Amos, Quebec; Canada;
- Frequency: 105.3 kHz
- Branding: Radio Boréale 105.3

Programming
- Language: French
- Format: Community radio

Ownership
- Owner: Radio Boréale

History
- First air date: 2009

Technical information
- Class: B
- ERP: 13.253 kW average 32.186 kW peak
- HAAT: 106.3 metres (349 ft)

Links
- Webcast: Listen Live
- Website: radioboreale.com

= CHOW-FM =

Radio station in Amos, Quebec

CHOW-FM is a Québécois radio station, which broadcasts a community radio format branded as Radio Boréale on 105.3 FM in Amos, Quebec.

Licensed by the Canadian Radio-television and Telecommunications Commission in October 2007, the station was scheduled to launch in 2008, but it officially began broadcasting in 2009. CHOW is owned by Radio Boréale.

The callsign CHOW was previously used by a radio station in Welland, Ontario from 1957 to 2005, now known as CIXL-FM.

On October 29, 2009, CHOW received CRTC approval to increase transmitter power from 5,376 watts to 17,787 watts.
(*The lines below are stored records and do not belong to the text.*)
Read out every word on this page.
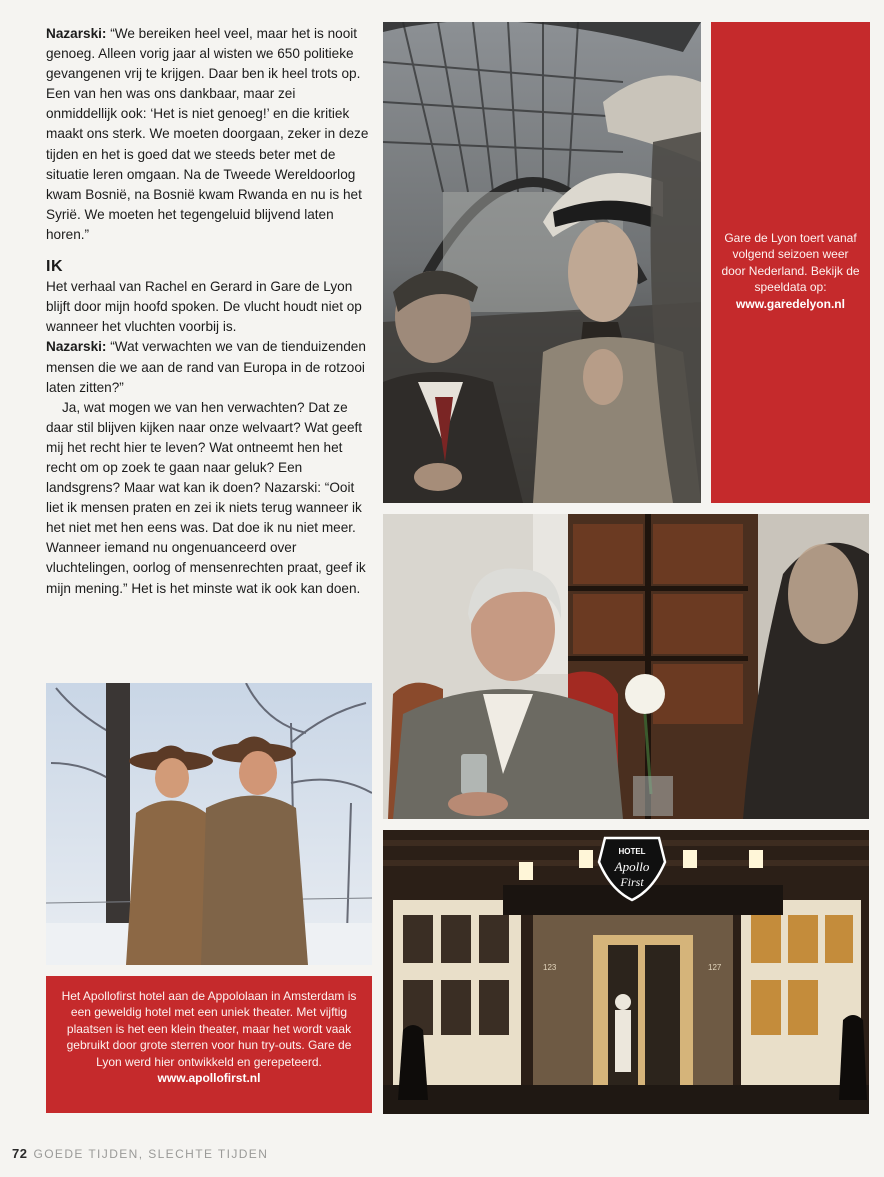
Nazarski: “We bereiken heel veel, maar het is nooit genoeg. Alleen vorig jaar al wisten we 650 politieke gevangenen vrij te krijgen. Daar ben ik heel trots op. Een van hen was ons dankbaar, maar zei onmiddellijk ook: ‘Het is niet genoeg!’ en die kritiek maakt ons sterk. We moeten doorgaan, zeker in deze tijden en het is goed dat we steeds beter met de situatie leren omgaan. Na de Tweede Wereldoorlog kwam Bosnië, na Bosnië kwam Rwanda en nu is het Syrië. We moeten het tegengeluid blijvend laten horen.”

IK

Het verhaal van Rachel en Gerard in Gare de Lyon blijft door mijn hoofd spoken. De vlucht houdt niet op wanneer het vluchten voorbij is.
Nazarski: “Wat verwachten we van de tienduizenden mensen die we aan de rand van Europa in de rotzooi laten zitten?”

Ja, wat mogen we van hen verwachten? Dat ze daar stil blijven kijken naar onze welvaart? Wat geeft mij het recht hier te leven? Wat ontneemt hen het recht om op zoek te gaan naar geluk? Een landsgrens? Maar wat kan ik doen? Nazarski: “Ooit liet ik mensen praten en zei ik niets terug wanneer ik het niet met hen eens was. Dat doe ik nu niet meer. Wanneer iemand nu ongenuanceerd over vluchtelingen, oorlog of mensenrechten praat, geef ik mijn mening.” Het is het minste wat ik ook kan doen.

Gare de Lyon toert vanaf volgend seizoen weer door Nederland. Bekijk de speeldata op:
www.garedelyon.nl
Het Apollofirst hotel aan de Appololaan in Amsterdam is een geweldig hotel met een uniek theater. Met vijftig plaatsen is het een klein theater, maar het wordt vaak gebruikt door grote sterren voor hun try-outs. Gare de Lyon werd hier ontwikkeld en gerepeteerd.
www.apollofirst.nl
HOTEL
Apollo
First
123	127
72 GOEDE TIJDEN, SLECHTE TIJDEN
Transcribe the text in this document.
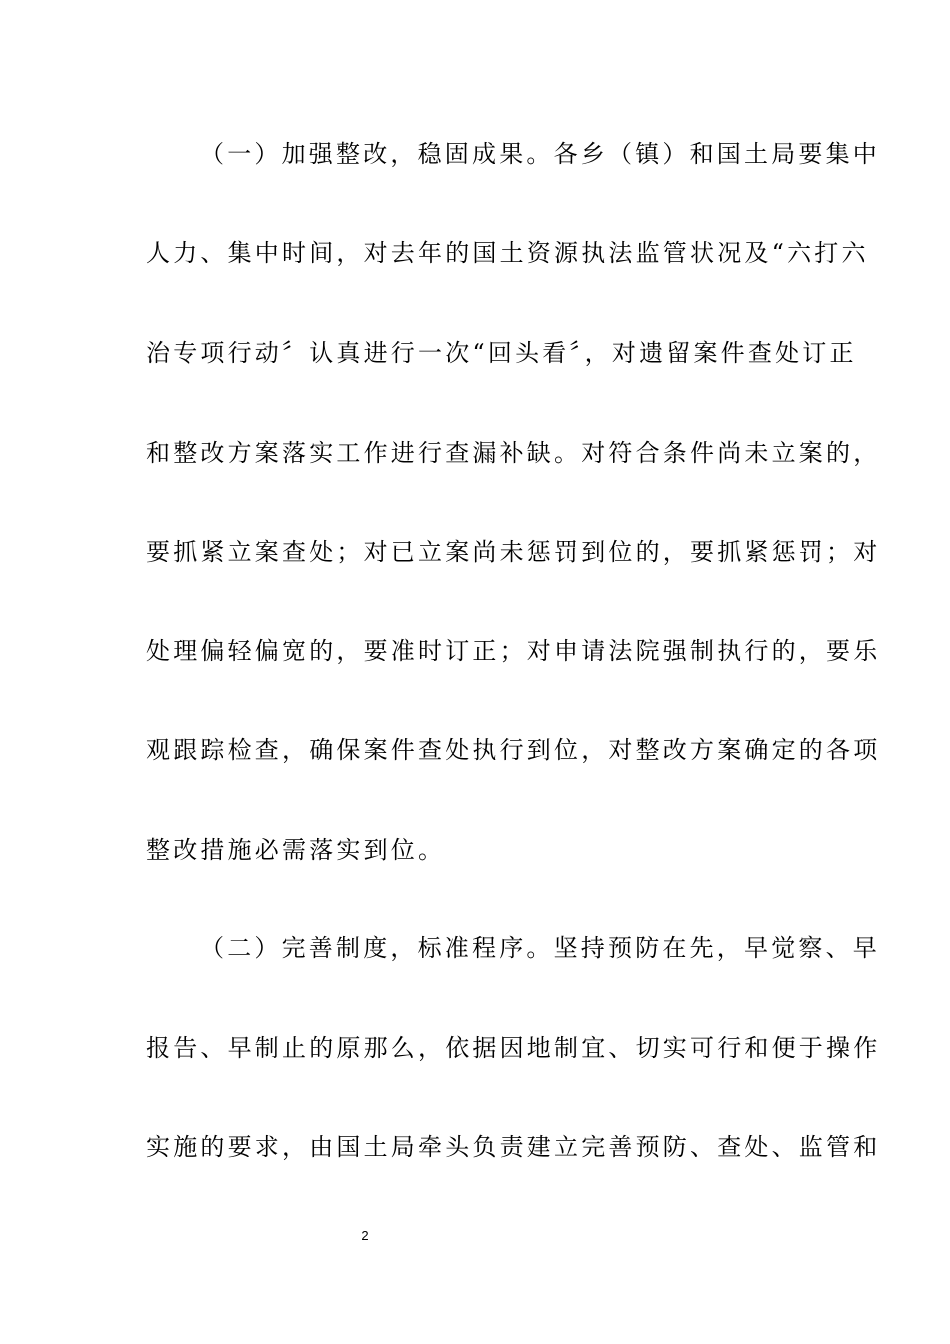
（一）加强整改，稳固成果。各乡（镇）和国土局要集中
人力、集中时间，对去年的国土资源执法监管状况及“六打六
治专项行动〞认真进行一次“回头看〞，对遗留案件查处订正
和整改方案落实工作进行查漏补缺。对符合条件尚未立案的，
要抓紧立案查处；对已立案尚未惩罚到位的，要抓紧惩罚；对
处理偏轻偏宽的，要准时订正；对申请法院强制执行的，要乐
观跟踪检查，确保案件查处执行到位，对整改方案确定的各项
整改措施必需落实到位。
（二）完善制度，标准程序。坚持预防在先，早觉察、早
报告、早制止的原那么，依据因地制宜、切实可行和便于操作
实施的要求，由国土局牵头负责建立完善预防、查处、监管和
2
The station is a member of the Association des radiodiffuseurs communautaires du Québec.

==Transmitters==
On July 22, 2020, Radio Boreale submitted two applications to add two new FM transmitters to serve La Sarre at 106.1 MHz and Rouyn-Noranda at 104.9 MHz. On December 5, 2022, Radio Boréale resubmitted applications to add new FM transmitters at 106.1 MHz in La Sarre and 104.9 MHz in Rouyn-Noranda. On September 20, 2023, both applications by Radio Boréale to add new FM transmitters to serve La Sarre at 106.1 MHz and Rouyn-Noranda at 104.9 MHz were denied by the CRTC.